My Mother Apologized to an Irish Senator

History is a difficult prison to escape from, and the history of Ireland is as difficult as any. This is the view of historian Robert Kee, who says that nothing is more difficult in Irish history than trying to distinguish reality from myth in Irish nationalism.

We have been treated to two examples recently.

The film "Michael Collins," about one of the great modern figures of Irish history, is based on actual events around the time of the creation of the Irish Free State. But, as might be expected , the villains are more villainous, the heroes more heroic, and the events inflated for dramatic effect. As an Englishman, I find the sight of an armored car shooting indiscriminately at a Gaelic football match in Dublin hard to sit through, and if I were an Irishman, I might easily say how much I "hate" the British, as a New Yorker is quoted in The Times of London. Even if it didn't quite happen that way.

In October the governor of New York, George Pataki, approved legislation that compares British conduct during the Irish Famine to that of the Nazis during the Holocaust and has ordered that the disastrous potato blight of 1845-49 be taught in human-rights courses in New York schools. His action prompted a "disappointed" British ambassador, Sir John Kerr, to protest to the governor that the famine was "not deliberate, not premeditated, and not genocide." He wrote, "The famine was a terrible tragedy, but 150 years later, no serious historian has argued that those who lost their lives did so because of malevolent intent on the part of the British government."

In Britain and Northern Ireland both the "Michael Collins" film and the action of the New York governor have naturally drawn protests. One Northern Ireland politician has called for a boycott of the film as a polluted version of Irish history. Andrew Roberts writes in The Sunday Times that Governor Pataki's action tells us far more about modern American politics than about 19th-century Anglo-Irish history.

My Anglo-Irish grandfather was told in 1922 that he must leave Ireland immediately or be shot. A family home was burned to the ground. A great aunt was made to drink paint and went mad. We were all that was unpopular - Protestants, landowners, and, through several generations, associated with the Royal Irish Constabulary.

But my mother broke the hold of history, I believe, when she went beyond bitterness about the way we had been treated to asking why the Irish people felt that way about us. She apologized to an Irish Catholic senator for the selfish way families like ours had lived in Ireland for four centuries and for our indifference to the plight of Catholics.

OK, the Famine was not deliberate policy and an armored car did not trundle round the soccer ground. But the scale of death in the famine was horrendous and 12 people were actually killed and 60 wounded at the game. Protests at a misuse of history are quite in order. But the next step may be for an acknowledgment to the Irish, Protestant and Catholic, of our share of responsibility for the past and present.

Politics and peace processes have their part. But something more may be needed to help us break the historic cycle of revenge, to address the deep sense of injustice felt by many Catholics and the deep sense of betrayal by many Protestants. This point was made strongly in a sermon in Westminster Abbey this summer by Canon Nicholas Frayling, rector of Liverpool, the port that was originally set up for the colonization of Ireland. "The evil of prejudice is transmitted down the generations," he said, "and it may be that political means are insufficient to overcome it."
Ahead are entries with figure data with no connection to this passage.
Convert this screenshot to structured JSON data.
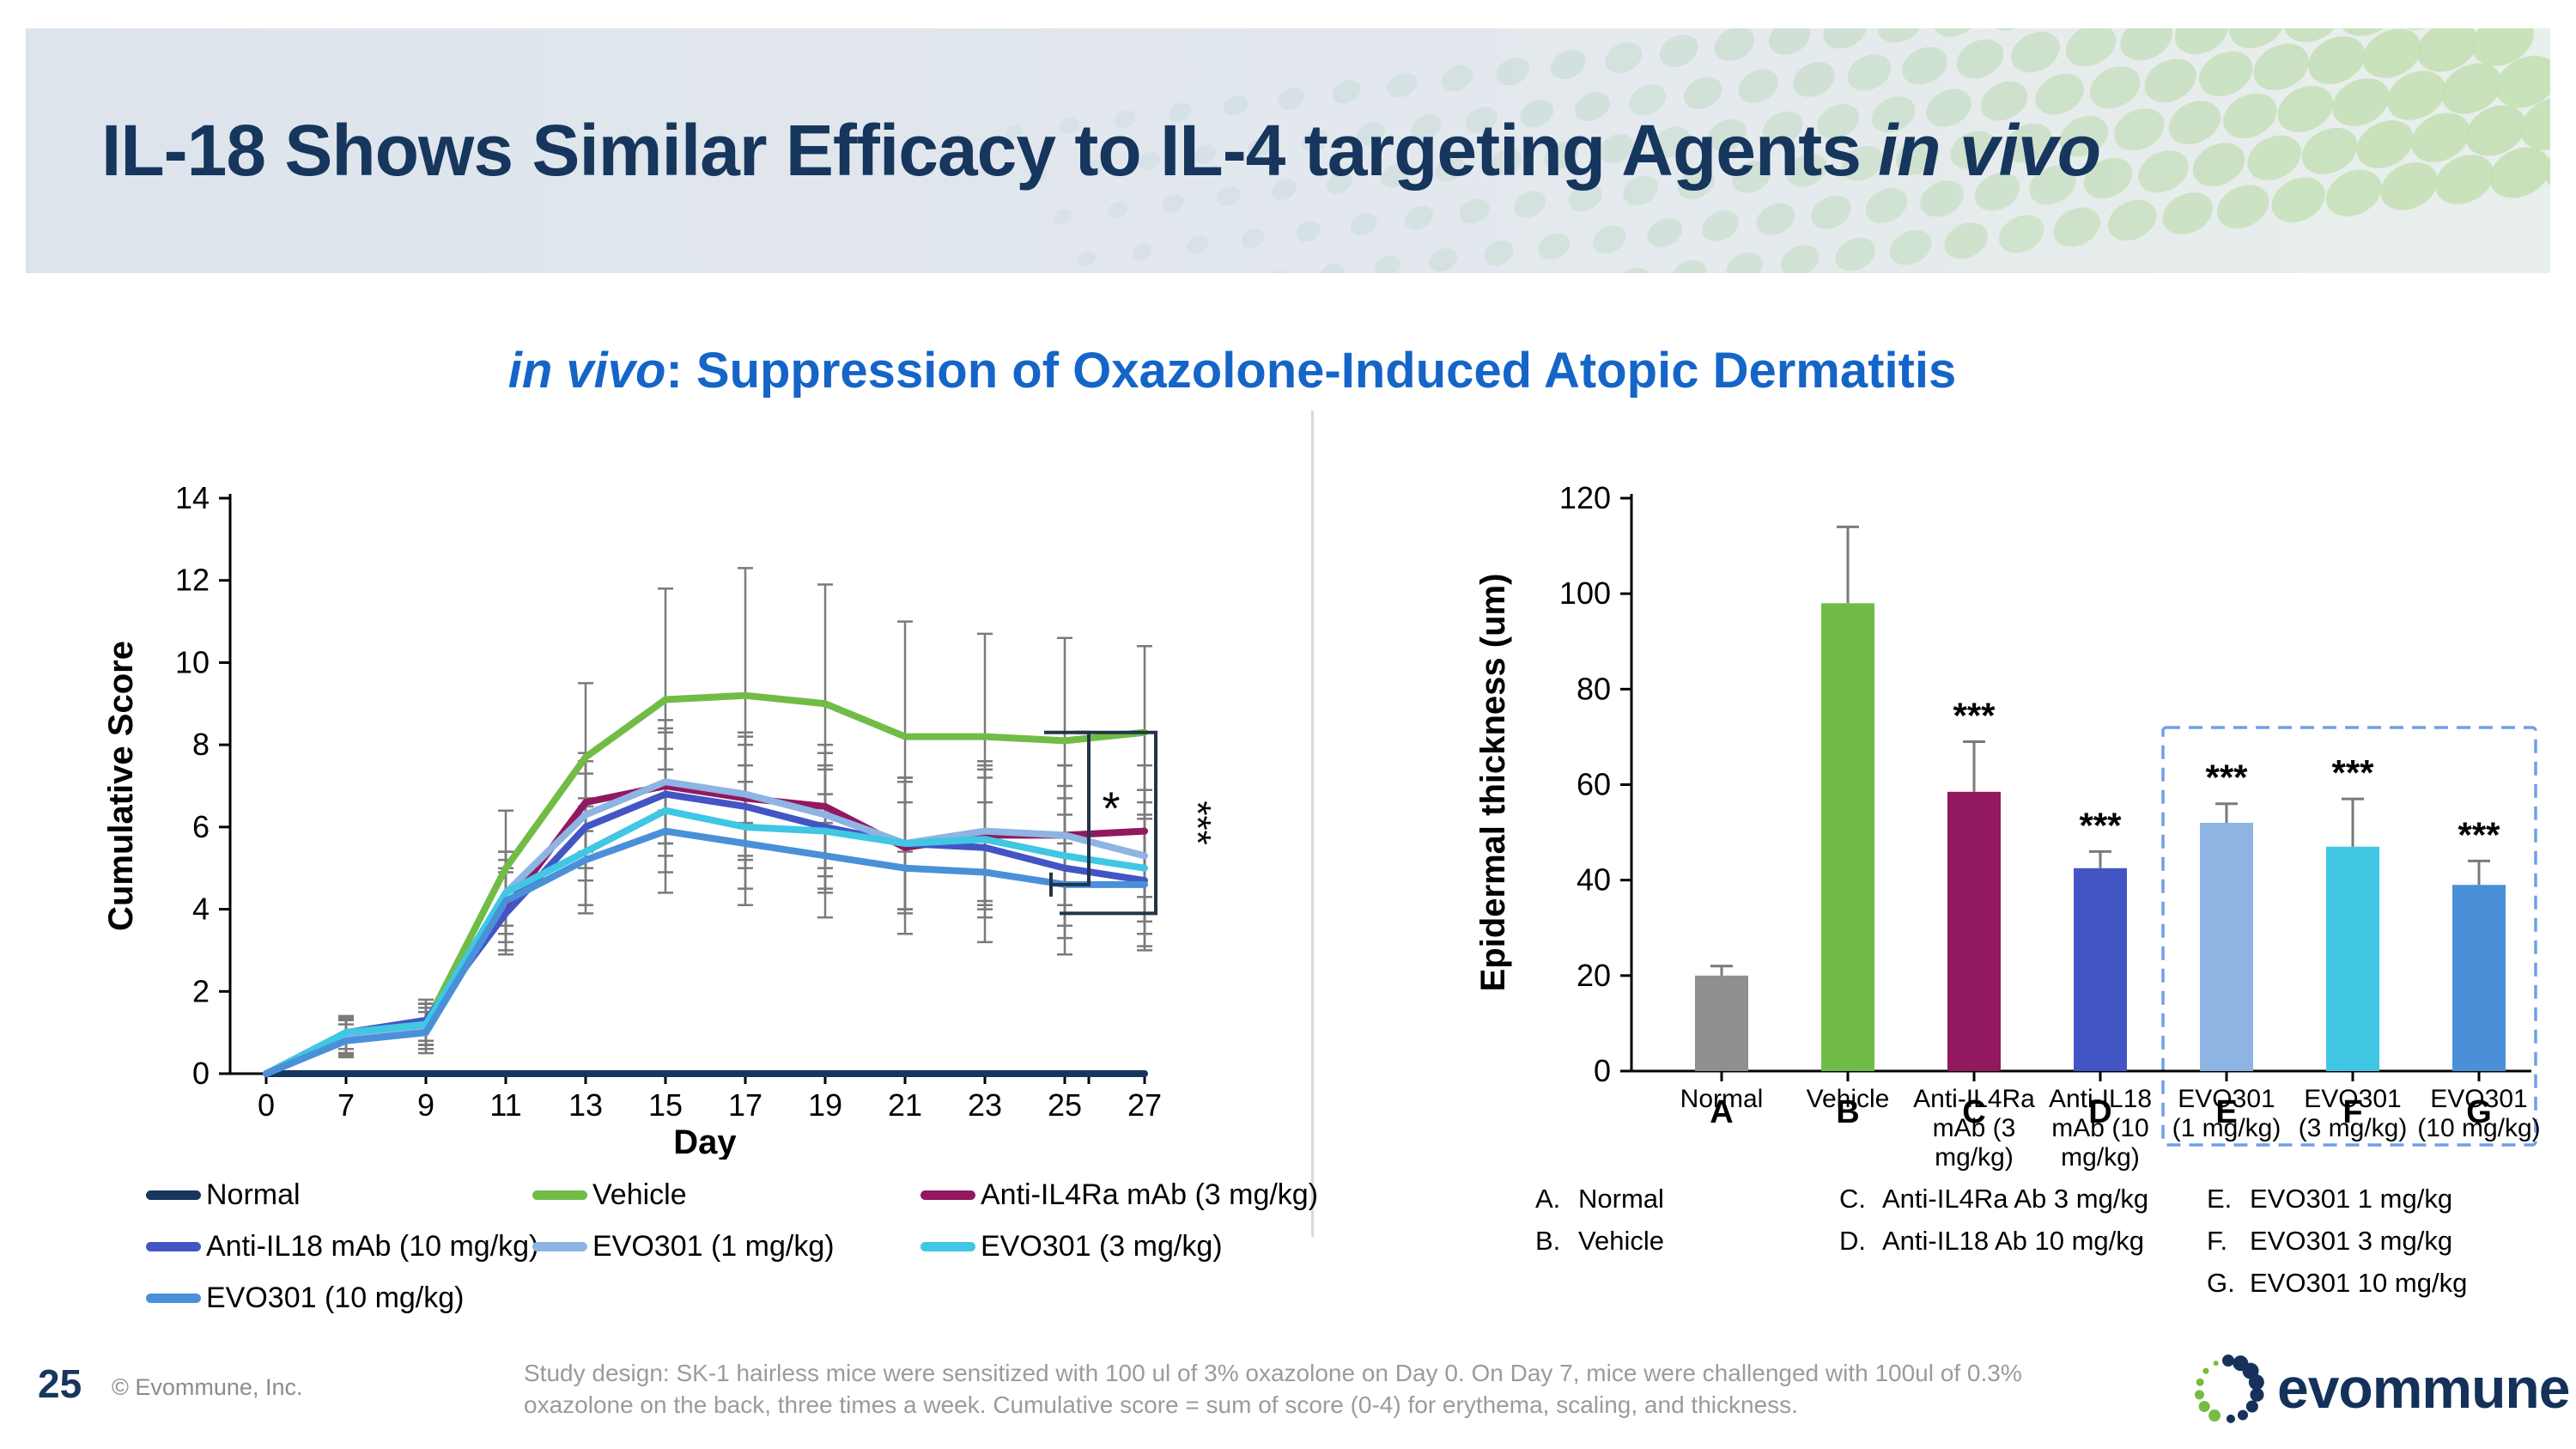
{
  "slide": {
    "title_main": "IL-18 Shows Similar Efficacy to IL-4 targeting Agents",
    "title_italic": "in vivo",
    "subtitle_italic": "in vivo",
    "subtitle_rest": ": Suppression of Oxazolone-Induced Atopic Dermatitis",
    "page_number": "25",
    "copyright": "© Evommune, Inc.",
    "footnote_line1": "Study design: SK-1 hairless mice were sensitized with 100 ul of 3% oxazolone on Day 0. On Day 7, mice were challenged with 100ul of 0.3%",
    "footnote_line2": "oxazolone on the back, three times a week. Cumulative score = sum of score (0-4) for erythema, scaling, and thickness.",
    "logo_text": "evommune"
  },
  "colors": {
    "title_navy": "#16365d",
    "subtitle_blue": "#1565c8",
    "divider": "#d9d9d9",
    "error_bar": "#7a7a7a",
    "annotation": "#233449",
    "highlight_box": "#6f9fe8",
    "logo_navy": "#16325c",
    "logo_green": "#76bc43"
  },
  "chart_data": [
    {
      "type": "line",
      "title": "",
      "xlabel": "Day",
      "ylabel": "Cumulative Score",
      "x": [
        0,
        7,
        9,
        11,
        13,
        15,
        17,
        19,
        21,
        23,
        25,
        27
      ],
      "ylim": [
        0,
        14
      ],
      "yticks": [
        0,
        2,
        4,
        6,
        8,
        10,
        12,
        14
      ],
      "grid": false,
      "legend_position": "below",
      "series": [
        {
          "name": "Normal",
          "color": "#17365d",
          "values": [
            0,
            0,
            0,
            0,
            0,
            0,
            0,
            0,
            0,
            0,
            0,
            0
          ],
          "err": [
            0,
            0,
            0,
            0,
            0,
            0,
            0,
            0,
            0,
            0,
            0,
            0
          ]
        },
        {
          "name": "Vehicle",
          "color": "#71bc46",
          "values": [
            0,
            0.9,
            1.2,
            5.0,
            7.7,
            9.1,
            9.2,
            9.0,
            8.2,
            8.2,
            8.1,
            8.3
          ],
          "err": [
            0,
            0.45,
            0.5,
            1.4,
            1.8,
            2.7,
            3.1,
            2.9,
            2.8,
            2.5,
            2.5,
            2.1
          ]
        },
        {
          "name": "Anti-IL4Ra mAb (3 mg/kg)",
          "color": "#92185f",
          "values": [
            0,
            0.9,
            1.2,
            4.0,
            6.6,
            7.0,
            6.7,
            6.5,
            5.5,
            5.8,
            5.8,
            5.9
          ],
          "err": [
            0,
            0.4,
            0.5,
            1.0,
            1.2,
            1.4,
            1.5,
            1.5,
            1.6,
            1.7,
            1.7,
            1.6
          ]
        },
        {
          "name": "Anti-IL18 mAb (10 mg/kg)",
          "color": "#4355c4",
          "values": [
            0,
            1.0,
            1.3,
            3.9,
            6.0,
            6.8,
            6.5,
            6.0,
            5.6,
            5.5,
            5.0,
            4.7
          ],
          "err": [
            0,
            0.4,
            0.5,
            1.0,
            1.3,
            1.5,
            1.5,
            1.5,
            1.6,
            1.7,
            1.7,
            1.6
          ]
        },
        {
          "name": "EVO301 (1 mg/kg)",
          "color": "#8db4e2",
          "values": [
            0,
            0.9,
            1.1,
            4.4,
            6.3,
            7.1,
            6.8,
            6.3,
            5.6,
            5.9,
            5.8,
            5.3
          ],
          "err": [
            0,
            0.4,
            0.5,
            1.0,
            1.3,
            1.5,
            1.5,
            1.5,
            1.6,
            1.7,
            1.7,
            1.6
          ]
        },
        {
          "name": "EVO301 (3 mg/kg)",
          "color": "#3fc7e3",
          "values": [
            0,
            1.0,
            1.2,
            4.4,
            5.4,
            6.4,
            6.0,
            5.9,
            5.6,
            5.7,
            5.3,
            5.0
          ],
          "err": [
            0,
            0.4,
            0.5,
            1.0,
            1.3,
            1.5,
            1.5,
            1.5,
            1.6,
            1.7,
            1.7,
            1.6
          ]
        },
        {
          "name": "EVO301 (10 mg/kg)",
          "color": "#4a90d9",
          "values": [
            0,
            0.8,
            1.0,
            4.2,
            5.2,
            5.9,
            5.6,
            5.3,
            5.0,
            4.9,
            4.6,
            4.6
          ],
          "err": [
            0,
            0.4,
            0.5,
            1.0,
            1.3,
            1.5,
            1.5,
            1.5,
            1.6,
            1.7,
            1.7,
            1.6
          ]
        }
      ],
      "annotations": [
        {
          "label": "*",
          "y_top": 8.3,
          "y_bottom": 4.6
        },
        {
          "label": "***",
          "y_top": 8.3,
          "y_bottom": 3.9
        }
      ]
    },
    {
      "type": "bar",
      "title": "",
      "xlabel": "",
      "ylabel": "Epidermal thickness (um)",
      "ylim": [
        0,
        120
      ],
      "yticks": [
        0,
        20,
        40,
        60,
        80,
        100,
        120
      ],
      "grid": false,
      "categories": [
        "Normal",
        "Vehicle",
        "Anti-IL4Ra mAb (3 mg/kg)",
        "Anti-IL18 mAb (10 mg/kg)",
        "EVO301 (1 mg/kg)",
        "EVO301 (3 mg/kg)",
        "EVO301 (10 mg/kg)"
      ],
      "labels_wrapped": [
        [
          "Normal"
        ],
        [
          "Vehicle"
        ],
        [
          "Anti-IL4Ra",
          "mAb (3",
          "mg/kg)"
        ],
        [
          "Anti-IL18",
          "mAb (10",
          "mg/kg)"
        ],
        [
          "EVO301",
          "(1 mg/kg)"
        ],
        [
          "EVO301",
          "(3 mg/kg)"
        ],
        [
          "EVO301",
          "(10 mg/kg)"
        ]
      ],
      "letters": [
        "A",
        "B",
        "C",
        "D",
        "E",
        "F",
        "G"
      ],
      "values": [
        20,
        98,
        58.5,
        42.5,
        52,
        47,
        39
      ],
      "errors": [
        2,
        16,
        10.5,
        3.5,
        4,
        10,
        5
      ],
      "sig": [
        "",
        "",
        "***",
        "***",
        "***",
        "***",
        "***"
      ],
      "bar_colors": [
        "#8f8f8f",
        "#71bc46",
        "#92185f",
        "#4355c4",
        "#8db4e2",
        "#3fc7e3",
        "#4a90d9"
      ],
      "highlight_box": {
        "from_index": 4,
        "to_index": 6
      }
    }
  ],
  "legend_left": {
    "items": [
      {
        "label": "Normal",
        "color": "#17365d"
      },
      {
        "label": "Vehicle",
        "color": "#71bc46"
      },
      {
        "label": "Anti-IL4Ra mAb (3 mg/kg)",
        "color": "#92185f"
      },
      {
        "label": "Anti-IL18 mAb (10 mg/kg)",
        "color": "#4355c4"
      },
      {
        "label": "EVO301 (1 mg/kg)",
        "color": "#8db4e2"
      },
      {
        "label": "EVO301 (3 mg/kg)",
        "color": "#3fc7e3"
      },
      {
        "label": "EVO301 (10 mg/kg)",
        "color": "#4a90d9"
      }
    ]
  },
  "legend_right": {
    "items": [
      {
        "letter": "A.",
        "label": "Normal",
        "col": 0
      },
      {
        "letter": "B.",
        "label": "Vehicle",
        "col": 0
      },
      {
        "letter": "C.",
        "label": "Anti-IL4Ra Ab 3 mg/kg",
        "col": 1
      },
      {
        "letter": "D.",
        "label": "Anti-IL18 Ab 10 mg/kg",
        "col": 1
      },
      {
        "letter": "E.",
        "label": "EVO301 1 mg/kg",
        "col": 2
      },
      {
        "letter": "F.",
        "label": "EVO301 3 mg/kg",
        "col": 2
      },
      {
        "letter": "G.",
        "label": "EVO301 10 mg/kg",
        "col": 2
      }
    ]
  }
}
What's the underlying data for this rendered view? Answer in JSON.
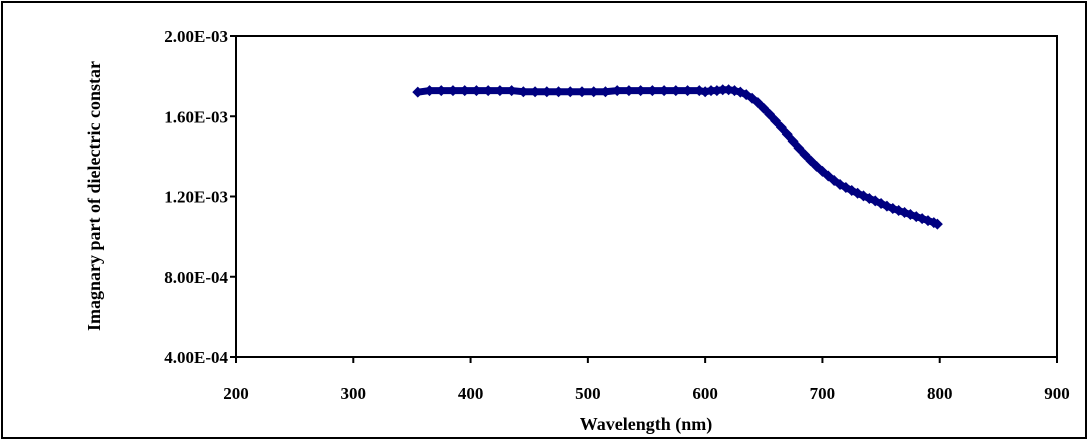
{
  "chart_data": {
    "type": "scatter",
    "title": "",
    "xlabel": "Wavelength (nm)",
    "ylabel": "Imagnary part of dielectric constar",
    "xlim": [
      200,
      900
    ],
    "ylim": [
      0.0004,
      0.002
    ],
    "x_ticks": [
      "200",
      "300",
      "400",
      "500",
      "600",
      "700",
      "800",
      "900"
    ],
    "y_ticks": [
      "4.00E-04",
      "8.00E-04",
      "1.20E-03",
      "1.60E-03",
      "2.00E-03"
    ],
    "grid": false,
    "legend": "none",
    "marker": "diamond",
    "series_color": "#000080",
    "series": [
      {
        "x": [
          355,
          365,
          375,
          385,
          395,
          405,
          415,
          425,
          435,
          445,
          455,
          465,
          475,
          485,
          495,
          505,
          515,
          525,
          535,
          545,
          555,
          565,
          575,
          585,
          595,
          600,
          605,
          610,
          615,
          620,
          625,
          630,
          635,
          640,
          645,
          650,
          655,
          660,
          665,
          670,
          675,
          680,
          685,
          690,
          695,
          700,
          705,
          710,
          715,
          720,
          725,
          730,
          735,
          740,
          745,
          750,
          755,
          760,
          765,
          770,
          775,
          780,
          785,
          790,
          795,
          798
        ],
        "y": [
          0.00172,
          0.001728,
          0.001728,
          0.001728,
          0.001728,
          0.001728,
          0.001728,
          0.001728,
          0.001728,
          0.001722,
          0.001722,
          0.001722,
          0.001722,
          0.001722,
          0.001722,
          0.001722,
          0.001722,
          0.001728,
          0.001728,
          0.001728,
          0.001728,
          0.001728,
          0.001728,
          0.001728,
          0.001728,
          0.001722,
          0.001728,
          0.001728,
          0.001732,
          0.001732,
          0.001728,
          0.00172,
          0.001708,
          0.00169,
          0.001668,
          0.00164,
          0.00161,
          0.001578,
          0.001545,
          0.00151,
          0.001475,
          0.00144,
          0.001408,
          0.001378,
          0.00135,
          0.001325,
          0.001302,
          0.00128,
          0.00126,
          0.001245,
          0.00123,
          0.001216,
          0.001203,
          0.00119,
          0.001178,
          0.001165,
          0.001152,
          0.00114,
          0.00113,
          0.00112,
          0.00111,
          0.0011,
          0.00109,
          0.00108,
          0.00107,
          0.001062
        ]
      }
    ]
  }
}
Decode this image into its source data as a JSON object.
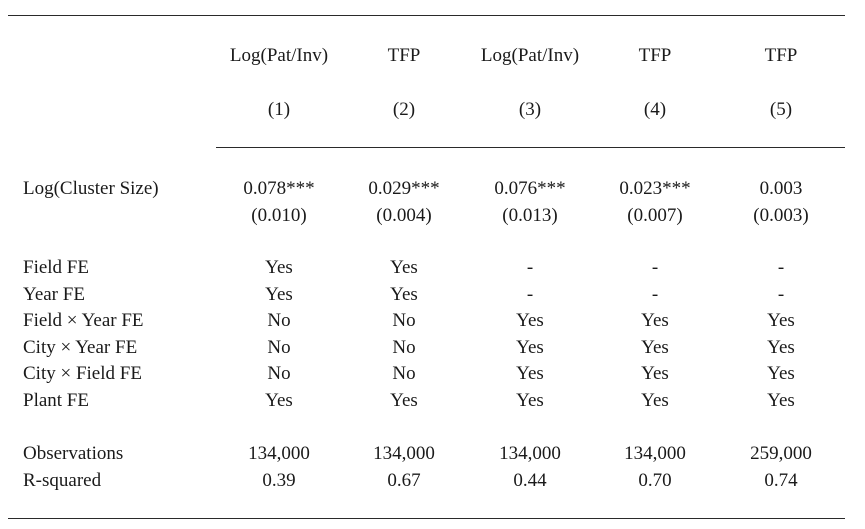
{
  "columns": [
    {
      "header": "Log(Pat/Inv)",
      "number": "(1)"
    },
    {
      "header": "TFP",
      "number": "(2)"
    },
    {
      "header": "Log(Pat/Inv)",
      "number": "(3)"
    },
    {
      "header": "TFP",
      "number": "(4)"
    },
    {
      "header": "TFP",
      "number": "(5)"
    }
  ],
  "main_row": {
    "label": "Log(Cluster Size)",
    "coefficients": [
      "0.078***",
      "0.029***",
      "0.076***",
      "0.023***",
      "0.003"
    ],
    "std_errors": [
      "(0.010)",
      "(0.004)",
      "(0.013)",
      "(0.007)",
      "(0.003)"
    ]
  },
  "fixed_effects": [
    {
      "label": "Field FE",
      "values": [
        "Yes",
        "Yes",
        "-",
        "-",
        "-"
      ]
    },
    {
      "label": "Year FE",
      "values": [
        "Yes",
        "Yes",
        "-",
        "-",
        "-"
      ]
    },
    {
      "label": "Field × Year FE",
      "values": [
        "No",
        "No",
        "Yes",
        "Yes",
        "Yes"
      ]
    },
    {
      "label": "City × Year FE",
      "values": [
        "No",
        "No",
        "Yes",
        "Yes",
        "Yes"
      ]
    },
    {
      "label": "City × Field FE",
      "values": [
        "No",
        "No",
        "Yes",
        "Yes",
        "Yes"
      ]
    },
    {
      "label": "Plant FE",
      "values": [
        "Yes",
        "Yes",
        "Yes",
        "Yes",
        "Yes"
      ]
    }
  ],
  "stats": [
    {
      "label": "Observations",
      "values": [
        "134,000",
        "134,000",
        "134,000",
        "134,000",
        "259,000"
      ]
    },
    {
      "label": "R-squared",
      "values": [
        "0.39",
        "0.67",
        "0.44",
        "0.70",
        "0.74"
      ]
    }
  ]
}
He said, quite courageously, echoing the main point in his book, "Pardon and Peace": "We as a nation should apologize unequivocally for our part in creating the horrible situation which now prevails on the island of Ireland.... That apology, which Christians call repentance, must be unconditional. It invites reciprocal forgiveness, but it cannot justly demand it. It is not to say that we alone have done wrong: God knows that blood will have blood and violence breeds violence, but if Christians go along with it, then we are acquiescing in it, and we have forgotten our calling in a fallen world."

This way of breaking out of history's prison has not yet become common at a national level. Its results might surprise.

Michael Henderson is an English journalist living in Oregon.